その理由には、前述の環境変化がある。多品種・小ロット・短期間生産とは言い換えると仕事の種類が複雑化し、段取り換えはよりダイナミックに、そして玉石混合の仕事が同時に現場を流れることになる。このため目視での管理はもはや限界に達している。また、生産性分析にデータ・サンプリング法が使えなくなっている。なぜならジョブごとのデータのばらつきが大き過ぎるからである。その結果起こっているのが、標準工数(Standard Time)と実際工数(Actual Time)の乖離(かいり)、見積もり用標準原価や設備の基本生産能力データの陳腐化である。このような事態に対応するには、工場現場で発生するさまざまな情報を正確、かつすべて把握するしかない。また、ITを活用してリアルタイムで自動的に採取することが重要である。こうして収集した個別実績原価を分析してみると、大抵プラスマイナス20%くらい標準に対してぶれがあることが分かる。この時、プラスのぶれを抑えることができればコストダウンが実現できる。
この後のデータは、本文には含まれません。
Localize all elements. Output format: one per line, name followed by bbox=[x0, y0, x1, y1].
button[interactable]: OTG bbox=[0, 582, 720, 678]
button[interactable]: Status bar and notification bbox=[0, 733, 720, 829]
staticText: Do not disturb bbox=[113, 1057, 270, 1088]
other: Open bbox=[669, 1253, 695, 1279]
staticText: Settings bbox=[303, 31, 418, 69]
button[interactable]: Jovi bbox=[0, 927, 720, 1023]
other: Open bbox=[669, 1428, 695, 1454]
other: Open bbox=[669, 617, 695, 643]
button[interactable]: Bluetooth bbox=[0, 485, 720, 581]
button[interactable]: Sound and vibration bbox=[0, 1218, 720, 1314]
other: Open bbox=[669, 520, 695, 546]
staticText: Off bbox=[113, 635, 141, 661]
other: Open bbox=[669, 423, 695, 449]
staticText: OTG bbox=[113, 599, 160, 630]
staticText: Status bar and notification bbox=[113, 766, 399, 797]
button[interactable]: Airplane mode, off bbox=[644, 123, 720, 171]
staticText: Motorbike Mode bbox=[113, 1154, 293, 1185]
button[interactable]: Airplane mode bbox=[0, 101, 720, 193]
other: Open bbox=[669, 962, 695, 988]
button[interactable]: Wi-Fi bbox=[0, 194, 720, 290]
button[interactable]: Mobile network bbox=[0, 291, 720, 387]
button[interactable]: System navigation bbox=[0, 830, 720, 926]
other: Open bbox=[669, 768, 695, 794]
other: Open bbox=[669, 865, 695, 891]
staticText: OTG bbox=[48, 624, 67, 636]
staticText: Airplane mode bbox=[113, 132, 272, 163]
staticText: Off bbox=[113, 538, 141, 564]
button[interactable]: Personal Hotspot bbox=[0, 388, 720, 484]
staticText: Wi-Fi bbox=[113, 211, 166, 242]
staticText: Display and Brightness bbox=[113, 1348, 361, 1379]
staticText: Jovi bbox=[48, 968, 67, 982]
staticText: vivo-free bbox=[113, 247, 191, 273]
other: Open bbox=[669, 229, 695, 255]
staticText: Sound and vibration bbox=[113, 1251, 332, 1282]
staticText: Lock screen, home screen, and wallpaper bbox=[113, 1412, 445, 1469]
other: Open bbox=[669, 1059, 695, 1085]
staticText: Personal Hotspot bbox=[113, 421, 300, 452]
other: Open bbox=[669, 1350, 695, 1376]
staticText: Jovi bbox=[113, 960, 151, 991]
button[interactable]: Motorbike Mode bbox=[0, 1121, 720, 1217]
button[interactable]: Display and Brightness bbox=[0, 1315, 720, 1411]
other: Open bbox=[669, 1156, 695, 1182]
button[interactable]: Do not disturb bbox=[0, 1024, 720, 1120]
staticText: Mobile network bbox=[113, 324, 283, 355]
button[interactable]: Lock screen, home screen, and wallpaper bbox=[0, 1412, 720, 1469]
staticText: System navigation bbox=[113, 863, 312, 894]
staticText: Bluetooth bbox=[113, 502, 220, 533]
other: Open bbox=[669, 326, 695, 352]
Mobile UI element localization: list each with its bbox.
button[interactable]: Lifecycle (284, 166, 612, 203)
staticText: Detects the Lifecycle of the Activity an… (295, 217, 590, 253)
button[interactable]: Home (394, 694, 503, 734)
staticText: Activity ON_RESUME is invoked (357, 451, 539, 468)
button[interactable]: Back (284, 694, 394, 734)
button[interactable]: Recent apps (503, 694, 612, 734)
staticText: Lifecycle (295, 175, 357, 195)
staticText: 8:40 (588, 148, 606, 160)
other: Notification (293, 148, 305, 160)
売り値はコントロールできず、しかも下がるばかりという昨今、製造業の利益は現場にしかない。そして、利益の源泉は仕事ごとのばらつきであり、それを把握するにはすべてのデータを取るしかなく、その手法としてPOPが有効である。また、ポイントとなるのは得られた情報の生かし方であり、目標値を提示した上で実績データと比較し、改善にあたっては、データのオープン化、共有化、ゲーム化が有効である。